Griffin Boar was the milkman’s only son. Because the Boars were rich by Flatlander measure, Griffin’s future wife would never want for food. She’d never want for shelter either, because for the past three years, Griffin had been building a cottage. Girls often gathered at the river’s edge to watch the progress as, shirtless, he stripped the bark off timbers and set them into place. Other young men were building their cottages, but Griffin’s effort drew the most attention. His cottage was double the size of anyone else’s.
This would have been enough to explain his popularity. But Griffin Boar had more going for him than security.
He was beautiful.
Even after casting aside the deformed babies, most Flatlanders didn’t make it to the age of eighteen without some sort of disfigurement—a crooked nose from a break, an arm scarred from a burn, cheeks pockmarked by disease. Missing teeth, split lips, boils, and bruises were the markings
of village life. But somehow Griffin had been spared.

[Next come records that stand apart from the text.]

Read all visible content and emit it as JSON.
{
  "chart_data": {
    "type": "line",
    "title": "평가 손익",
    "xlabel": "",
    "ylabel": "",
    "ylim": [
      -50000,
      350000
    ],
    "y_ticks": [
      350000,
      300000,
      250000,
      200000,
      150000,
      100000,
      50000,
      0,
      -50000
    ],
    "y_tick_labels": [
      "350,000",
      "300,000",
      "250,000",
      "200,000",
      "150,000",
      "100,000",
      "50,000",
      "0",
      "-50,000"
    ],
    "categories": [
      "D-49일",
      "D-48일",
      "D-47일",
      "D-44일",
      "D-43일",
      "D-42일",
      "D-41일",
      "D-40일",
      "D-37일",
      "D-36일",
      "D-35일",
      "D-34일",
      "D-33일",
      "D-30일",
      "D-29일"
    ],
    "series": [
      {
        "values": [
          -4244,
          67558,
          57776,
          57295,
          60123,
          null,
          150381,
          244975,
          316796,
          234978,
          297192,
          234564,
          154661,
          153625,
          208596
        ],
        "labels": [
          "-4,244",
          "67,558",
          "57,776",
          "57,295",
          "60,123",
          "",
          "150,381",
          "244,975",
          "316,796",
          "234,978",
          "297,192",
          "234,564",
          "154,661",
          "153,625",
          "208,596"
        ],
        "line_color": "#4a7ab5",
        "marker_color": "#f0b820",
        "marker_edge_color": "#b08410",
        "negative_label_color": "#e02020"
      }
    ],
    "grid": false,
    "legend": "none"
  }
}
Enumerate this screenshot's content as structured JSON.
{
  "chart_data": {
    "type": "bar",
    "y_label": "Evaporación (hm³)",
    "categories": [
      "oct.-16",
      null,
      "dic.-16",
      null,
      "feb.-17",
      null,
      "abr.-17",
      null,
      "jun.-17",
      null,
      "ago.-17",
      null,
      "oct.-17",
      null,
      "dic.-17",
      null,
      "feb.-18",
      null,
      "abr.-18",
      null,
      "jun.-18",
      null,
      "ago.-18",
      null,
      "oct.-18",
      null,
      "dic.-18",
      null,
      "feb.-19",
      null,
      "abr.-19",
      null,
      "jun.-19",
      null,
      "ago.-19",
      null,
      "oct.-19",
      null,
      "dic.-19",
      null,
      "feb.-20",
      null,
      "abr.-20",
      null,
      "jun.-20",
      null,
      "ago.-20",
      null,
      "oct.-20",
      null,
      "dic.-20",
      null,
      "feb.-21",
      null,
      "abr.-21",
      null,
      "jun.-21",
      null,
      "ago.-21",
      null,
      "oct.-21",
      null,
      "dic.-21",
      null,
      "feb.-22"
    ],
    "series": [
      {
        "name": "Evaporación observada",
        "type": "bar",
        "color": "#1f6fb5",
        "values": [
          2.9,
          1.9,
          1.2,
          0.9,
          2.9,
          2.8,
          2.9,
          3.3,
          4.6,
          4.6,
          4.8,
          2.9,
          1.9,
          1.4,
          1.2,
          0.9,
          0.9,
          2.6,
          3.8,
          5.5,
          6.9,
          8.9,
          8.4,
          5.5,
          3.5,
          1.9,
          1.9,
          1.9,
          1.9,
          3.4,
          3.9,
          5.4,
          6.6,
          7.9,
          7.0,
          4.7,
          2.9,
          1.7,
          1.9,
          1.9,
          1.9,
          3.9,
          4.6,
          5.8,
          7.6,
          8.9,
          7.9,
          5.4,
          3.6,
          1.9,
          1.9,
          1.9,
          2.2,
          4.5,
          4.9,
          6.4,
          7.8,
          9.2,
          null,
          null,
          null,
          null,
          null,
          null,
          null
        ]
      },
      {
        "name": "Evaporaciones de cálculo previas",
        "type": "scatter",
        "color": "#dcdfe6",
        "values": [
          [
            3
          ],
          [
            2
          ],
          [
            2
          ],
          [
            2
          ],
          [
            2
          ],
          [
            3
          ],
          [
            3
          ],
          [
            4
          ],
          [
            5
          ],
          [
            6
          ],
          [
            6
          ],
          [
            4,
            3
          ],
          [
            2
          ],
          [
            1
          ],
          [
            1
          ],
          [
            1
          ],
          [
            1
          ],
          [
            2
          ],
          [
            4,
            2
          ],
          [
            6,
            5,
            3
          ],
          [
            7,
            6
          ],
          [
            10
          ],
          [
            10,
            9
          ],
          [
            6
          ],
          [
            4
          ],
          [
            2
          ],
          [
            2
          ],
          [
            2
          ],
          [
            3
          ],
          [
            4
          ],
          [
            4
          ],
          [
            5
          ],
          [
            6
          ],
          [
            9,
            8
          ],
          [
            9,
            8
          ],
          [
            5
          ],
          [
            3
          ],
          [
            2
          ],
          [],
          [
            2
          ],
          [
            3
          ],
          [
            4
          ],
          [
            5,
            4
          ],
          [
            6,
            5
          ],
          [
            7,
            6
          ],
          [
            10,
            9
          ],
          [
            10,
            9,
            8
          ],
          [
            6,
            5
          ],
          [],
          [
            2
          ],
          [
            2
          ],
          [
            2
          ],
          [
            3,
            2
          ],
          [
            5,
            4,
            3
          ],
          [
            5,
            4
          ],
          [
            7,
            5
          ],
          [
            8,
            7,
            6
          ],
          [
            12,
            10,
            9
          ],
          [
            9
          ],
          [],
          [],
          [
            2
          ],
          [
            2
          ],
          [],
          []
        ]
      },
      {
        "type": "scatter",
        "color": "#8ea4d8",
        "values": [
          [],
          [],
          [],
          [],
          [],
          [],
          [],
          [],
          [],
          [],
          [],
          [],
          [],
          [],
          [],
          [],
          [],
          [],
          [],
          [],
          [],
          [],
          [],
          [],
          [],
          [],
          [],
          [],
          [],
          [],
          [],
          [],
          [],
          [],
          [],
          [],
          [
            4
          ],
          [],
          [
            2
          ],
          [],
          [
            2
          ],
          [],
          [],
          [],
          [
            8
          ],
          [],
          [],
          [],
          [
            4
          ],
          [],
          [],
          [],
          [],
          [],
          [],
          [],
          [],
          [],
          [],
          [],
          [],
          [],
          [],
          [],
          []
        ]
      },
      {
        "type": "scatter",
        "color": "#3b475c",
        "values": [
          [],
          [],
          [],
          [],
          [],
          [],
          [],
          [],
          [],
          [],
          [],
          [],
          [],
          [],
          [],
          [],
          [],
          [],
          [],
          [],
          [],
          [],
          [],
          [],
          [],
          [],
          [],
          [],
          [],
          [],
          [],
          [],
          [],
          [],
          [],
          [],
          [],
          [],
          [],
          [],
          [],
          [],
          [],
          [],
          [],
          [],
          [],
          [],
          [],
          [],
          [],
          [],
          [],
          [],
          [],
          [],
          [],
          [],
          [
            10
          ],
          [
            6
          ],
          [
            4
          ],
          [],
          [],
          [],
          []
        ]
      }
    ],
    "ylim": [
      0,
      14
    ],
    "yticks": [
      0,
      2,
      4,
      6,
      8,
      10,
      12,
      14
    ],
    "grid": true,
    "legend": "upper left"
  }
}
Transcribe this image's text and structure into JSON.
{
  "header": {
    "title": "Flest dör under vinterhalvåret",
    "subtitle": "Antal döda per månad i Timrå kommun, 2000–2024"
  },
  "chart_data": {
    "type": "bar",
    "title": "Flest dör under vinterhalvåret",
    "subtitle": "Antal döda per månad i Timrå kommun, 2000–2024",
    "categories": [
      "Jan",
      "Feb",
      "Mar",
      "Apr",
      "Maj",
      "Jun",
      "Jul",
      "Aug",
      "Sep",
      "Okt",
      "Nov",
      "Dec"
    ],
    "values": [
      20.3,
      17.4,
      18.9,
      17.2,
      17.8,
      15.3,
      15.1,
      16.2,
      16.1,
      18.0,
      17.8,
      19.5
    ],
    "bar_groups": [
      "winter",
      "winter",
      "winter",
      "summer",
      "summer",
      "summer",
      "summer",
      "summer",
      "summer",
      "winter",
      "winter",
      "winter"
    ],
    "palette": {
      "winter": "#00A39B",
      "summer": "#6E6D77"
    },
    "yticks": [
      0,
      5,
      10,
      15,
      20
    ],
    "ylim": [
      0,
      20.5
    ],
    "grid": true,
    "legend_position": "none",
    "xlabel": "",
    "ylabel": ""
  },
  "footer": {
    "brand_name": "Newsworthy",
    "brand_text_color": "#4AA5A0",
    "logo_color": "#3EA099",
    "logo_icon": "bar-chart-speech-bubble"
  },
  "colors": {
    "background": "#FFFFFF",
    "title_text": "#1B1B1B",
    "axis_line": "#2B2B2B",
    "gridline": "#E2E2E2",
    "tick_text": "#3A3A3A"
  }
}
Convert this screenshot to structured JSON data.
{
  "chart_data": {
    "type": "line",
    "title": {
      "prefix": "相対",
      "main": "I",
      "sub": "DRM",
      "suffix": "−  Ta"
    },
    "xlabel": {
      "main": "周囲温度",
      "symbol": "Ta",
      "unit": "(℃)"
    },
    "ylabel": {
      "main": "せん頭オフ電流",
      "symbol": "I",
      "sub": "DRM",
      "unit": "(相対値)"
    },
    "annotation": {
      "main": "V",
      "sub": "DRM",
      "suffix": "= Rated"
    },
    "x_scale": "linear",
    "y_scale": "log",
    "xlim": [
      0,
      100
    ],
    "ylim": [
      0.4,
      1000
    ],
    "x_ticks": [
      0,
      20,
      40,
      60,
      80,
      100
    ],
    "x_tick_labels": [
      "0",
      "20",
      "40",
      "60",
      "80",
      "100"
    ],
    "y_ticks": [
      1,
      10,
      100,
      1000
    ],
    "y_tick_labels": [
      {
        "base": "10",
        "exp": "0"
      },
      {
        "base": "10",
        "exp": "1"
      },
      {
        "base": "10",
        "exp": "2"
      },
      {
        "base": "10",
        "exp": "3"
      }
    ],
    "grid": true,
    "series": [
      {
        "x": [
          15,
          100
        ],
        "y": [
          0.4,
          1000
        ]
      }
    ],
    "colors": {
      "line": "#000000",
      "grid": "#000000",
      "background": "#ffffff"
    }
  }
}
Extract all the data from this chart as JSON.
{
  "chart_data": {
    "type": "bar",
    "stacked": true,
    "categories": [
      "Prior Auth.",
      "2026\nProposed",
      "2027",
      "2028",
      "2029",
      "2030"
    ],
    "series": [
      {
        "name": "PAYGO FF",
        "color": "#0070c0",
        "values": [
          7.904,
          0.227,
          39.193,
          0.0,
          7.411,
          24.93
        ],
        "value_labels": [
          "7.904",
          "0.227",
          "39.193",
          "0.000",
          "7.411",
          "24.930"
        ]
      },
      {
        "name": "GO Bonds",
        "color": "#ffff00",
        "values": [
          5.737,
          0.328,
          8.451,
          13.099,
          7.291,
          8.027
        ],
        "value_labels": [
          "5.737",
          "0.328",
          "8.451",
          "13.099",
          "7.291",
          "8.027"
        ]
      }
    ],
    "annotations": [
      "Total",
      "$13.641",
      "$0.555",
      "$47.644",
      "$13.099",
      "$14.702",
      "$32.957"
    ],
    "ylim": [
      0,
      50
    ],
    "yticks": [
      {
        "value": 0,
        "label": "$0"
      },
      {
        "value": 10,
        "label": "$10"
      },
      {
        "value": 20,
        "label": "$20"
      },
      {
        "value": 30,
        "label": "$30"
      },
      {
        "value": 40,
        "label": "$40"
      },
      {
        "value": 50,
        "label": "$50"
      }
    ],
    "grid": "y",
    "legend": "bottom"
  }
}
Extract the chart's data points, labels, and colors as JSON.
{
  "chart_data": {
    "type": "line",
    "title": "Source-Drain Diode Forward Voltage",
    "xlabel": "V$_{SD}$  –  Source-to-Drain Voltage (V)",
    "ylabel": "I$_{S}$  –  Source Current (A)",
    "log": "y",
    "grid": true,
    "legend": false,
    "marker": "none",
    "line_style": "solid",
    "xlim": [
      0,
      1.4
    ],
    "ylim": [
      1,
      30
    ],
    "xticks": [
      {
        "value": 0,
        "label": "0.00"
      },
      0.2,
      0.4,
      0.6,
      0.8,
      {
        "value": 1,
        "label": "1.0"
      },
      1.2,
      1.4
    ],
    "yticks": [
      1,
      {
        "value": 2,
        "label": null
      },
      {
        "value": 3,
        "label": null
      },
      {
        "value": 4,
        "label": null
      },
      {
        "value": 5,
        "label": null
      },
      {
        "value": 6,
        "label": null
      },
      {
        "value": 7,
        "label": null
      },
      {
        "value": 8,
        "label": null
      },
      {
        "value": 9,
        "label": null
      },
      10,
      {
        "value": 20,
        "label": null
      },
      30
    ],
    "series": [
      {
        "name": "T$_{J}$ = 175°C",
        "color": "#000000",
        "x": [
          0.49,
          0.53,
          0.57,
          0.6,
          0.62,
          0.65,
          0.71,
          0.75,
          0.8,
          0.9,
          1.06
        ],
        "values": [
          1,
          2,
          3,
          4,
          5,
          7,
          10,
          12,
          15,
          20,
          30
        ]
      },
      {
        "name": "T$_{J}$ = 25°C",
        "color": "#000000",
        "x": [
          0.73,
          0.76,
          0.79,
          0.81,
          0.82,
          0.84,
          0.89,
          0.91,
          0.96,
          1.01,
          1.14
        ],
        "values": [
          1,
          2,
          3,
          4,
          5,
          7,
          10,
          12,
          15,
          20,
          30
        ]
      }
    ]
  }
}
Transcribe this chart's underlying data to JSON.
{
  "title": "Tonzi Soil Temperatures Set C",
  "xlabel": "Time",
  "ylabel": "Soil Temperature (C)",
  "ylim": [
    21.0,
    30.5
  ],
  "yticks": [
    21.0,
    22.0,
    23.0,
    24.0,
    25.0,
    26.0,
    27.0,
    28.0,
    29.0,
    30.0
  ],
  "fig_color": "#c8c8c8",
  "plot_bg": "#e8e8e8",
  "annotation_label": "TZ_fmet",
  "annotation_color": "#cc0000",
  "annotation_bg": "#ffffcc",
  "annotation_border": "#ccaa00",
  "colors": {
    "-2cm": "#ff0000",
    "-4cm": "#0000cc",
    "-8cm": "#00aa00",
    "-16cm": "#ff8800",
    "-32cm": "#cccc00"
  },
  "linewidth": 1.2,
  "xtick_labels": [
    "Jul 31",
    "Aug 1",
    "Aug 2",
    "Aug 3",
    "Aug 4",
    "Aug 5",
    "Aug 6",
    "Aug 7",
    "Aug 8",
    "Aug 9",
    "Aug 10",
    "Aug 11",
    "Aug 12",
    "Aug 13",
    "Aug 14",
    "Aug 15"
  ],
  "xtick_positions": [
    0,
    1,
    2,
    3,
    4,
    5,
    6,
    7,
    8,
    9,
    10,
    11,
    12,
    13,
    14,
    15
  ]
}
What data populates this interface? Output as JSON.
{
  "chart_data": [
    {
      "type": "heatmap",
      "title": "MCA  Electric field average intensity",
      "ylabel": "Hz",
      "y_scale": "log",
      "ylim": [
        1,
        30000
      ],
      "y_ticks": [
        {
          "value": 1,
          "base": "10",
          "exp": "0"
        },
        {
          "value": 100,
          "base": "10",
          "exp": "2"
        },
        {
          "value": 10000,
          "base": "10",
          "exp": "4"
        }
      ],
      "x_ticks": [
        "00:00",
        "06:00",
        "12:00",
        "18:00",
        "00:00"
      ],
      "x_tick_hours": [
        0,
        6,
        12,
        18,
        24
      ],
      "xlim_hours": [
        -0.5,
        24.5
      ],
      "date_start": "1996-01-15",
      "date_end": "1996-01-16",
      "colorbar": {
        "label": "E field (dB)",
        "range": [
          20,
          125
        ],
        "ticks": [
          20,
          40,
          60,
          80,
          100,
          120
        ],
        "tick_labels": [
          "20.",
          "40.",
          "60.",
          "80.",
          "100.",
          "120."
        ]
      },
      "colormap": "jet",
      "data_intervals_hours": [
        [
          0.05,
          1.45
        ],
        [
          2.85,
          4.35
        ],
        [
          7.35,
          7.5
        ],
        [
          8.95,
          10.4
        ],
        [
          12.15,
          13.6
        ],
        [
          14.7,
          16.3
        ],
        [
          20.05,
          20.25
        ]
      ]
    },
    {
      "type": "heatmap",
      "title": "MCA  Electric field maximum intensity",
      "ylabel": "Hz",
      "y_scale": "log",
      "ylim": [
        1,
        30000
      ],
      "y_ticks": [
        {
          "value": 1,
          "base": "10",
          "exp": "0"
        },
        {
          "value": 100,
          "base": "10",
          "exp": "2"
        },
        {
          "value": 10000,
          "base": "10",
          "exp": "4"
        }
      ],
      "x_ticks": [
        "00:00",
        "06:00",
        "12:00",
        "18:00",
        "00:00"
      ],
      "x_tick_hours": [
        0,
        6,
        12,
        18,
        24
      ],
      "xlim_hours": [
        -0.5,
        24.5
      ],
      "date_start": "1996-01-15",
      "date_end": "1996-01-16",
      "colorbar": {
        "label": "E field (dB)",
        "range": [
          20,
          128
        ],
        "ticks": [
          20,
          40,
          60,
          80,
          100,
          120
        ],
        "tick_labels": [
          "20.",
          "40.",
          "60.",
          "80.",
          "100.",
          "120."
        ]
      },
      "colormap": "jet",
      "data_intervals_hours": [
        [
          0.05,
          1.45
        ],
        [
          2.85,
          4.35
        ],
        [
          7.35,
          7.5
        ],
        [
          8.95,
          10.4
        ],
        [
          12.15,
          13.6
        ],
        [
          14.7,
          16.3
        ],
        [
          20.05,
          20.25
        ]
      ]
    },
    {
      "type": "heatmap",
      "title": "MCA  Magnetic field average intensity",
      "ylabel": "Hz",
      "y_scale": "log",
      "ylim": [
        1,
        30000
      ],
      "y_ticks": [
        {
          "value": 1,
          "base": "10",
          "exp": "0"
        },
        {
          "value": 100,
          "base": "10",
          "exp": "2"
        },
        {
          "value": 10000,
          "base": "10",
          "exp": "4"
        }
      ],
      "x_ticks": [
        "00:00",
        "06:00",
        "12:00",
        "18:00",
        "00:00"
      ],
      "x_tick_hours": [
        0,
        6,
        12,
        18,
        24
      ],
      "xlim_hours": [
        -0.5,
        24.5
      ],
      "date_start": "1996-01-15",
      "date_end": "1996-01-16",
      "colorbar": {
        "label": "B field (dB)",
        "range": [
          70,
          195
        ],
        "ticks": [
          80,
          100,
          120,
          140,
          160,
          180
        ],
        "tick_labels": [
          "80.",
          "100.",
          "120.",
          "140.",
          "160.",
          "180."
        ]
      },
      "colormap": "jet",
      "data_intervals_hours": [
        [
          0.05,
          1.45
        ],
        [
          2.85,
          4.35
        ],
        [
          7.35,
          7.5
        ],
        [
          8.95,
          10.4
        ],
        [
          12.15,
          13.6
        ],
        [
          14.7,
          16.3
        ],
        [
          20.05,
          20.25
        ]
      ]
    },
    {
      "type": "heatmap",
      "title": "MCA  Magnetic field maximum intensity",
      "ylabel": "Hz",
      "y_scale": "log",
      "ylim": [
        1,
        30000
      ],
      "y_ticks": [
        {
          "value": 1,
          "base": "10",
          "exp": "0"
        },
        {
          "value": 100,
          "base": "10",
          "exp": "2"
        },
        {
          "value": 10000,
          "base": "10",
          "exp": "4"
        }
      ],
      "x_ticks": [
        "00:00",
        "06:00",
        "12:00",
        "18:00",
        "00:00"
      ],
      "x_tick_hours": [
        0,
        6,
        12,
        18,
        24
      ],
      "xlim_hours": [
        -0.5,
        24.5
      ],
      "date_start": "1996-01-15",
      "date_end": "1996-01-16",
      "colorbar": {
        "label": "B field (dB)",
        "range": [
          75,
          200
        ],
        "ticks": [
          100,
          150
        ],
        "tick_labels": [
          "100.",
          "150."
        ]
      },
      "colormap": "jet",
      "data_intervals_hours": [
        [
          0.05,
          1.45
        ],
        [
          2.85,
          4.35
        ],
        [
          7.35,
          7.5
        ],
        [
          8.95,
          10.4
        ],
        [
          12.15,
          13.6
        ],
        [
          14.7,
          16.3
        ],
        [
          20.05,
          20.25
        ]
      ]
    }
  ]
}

And that is why so much female time in the village of Root was spent thinking about Griffin Boar. Security and beauty came along once in a generation, if at all.
Griffin didn’t notice me as he appeared around the bend, his horse cantering at a steady pace. One hand on the reins, the other hand holding a small mirror, Griffin stared, transfixed by his own reflection, his red locks bouncing at his shoulders. I froze as the horse headed straight at me and the cows. Surely it would veer around us. Surely Griffin would look up in time. Oblivious, he held the mirror closer and inspected his smile. He smiled with teeth, then without teeth. Then with teeth again.
“Watch out!” I cried, trying to limp out of the way. The horse neighed as it skidded to a stop. Griffin looked up just before he flew over the horse’s head and landed on the road, right between two cows.
I stumbled, then caught my balance. Holding my breath, I stared at Griffin. He wasn’t moving. Was he dead? Was the most beautiful boy in Root Village dead? I reached cautiously, my fingers floating just above his shoulder. “Hello? Are you … hurt?”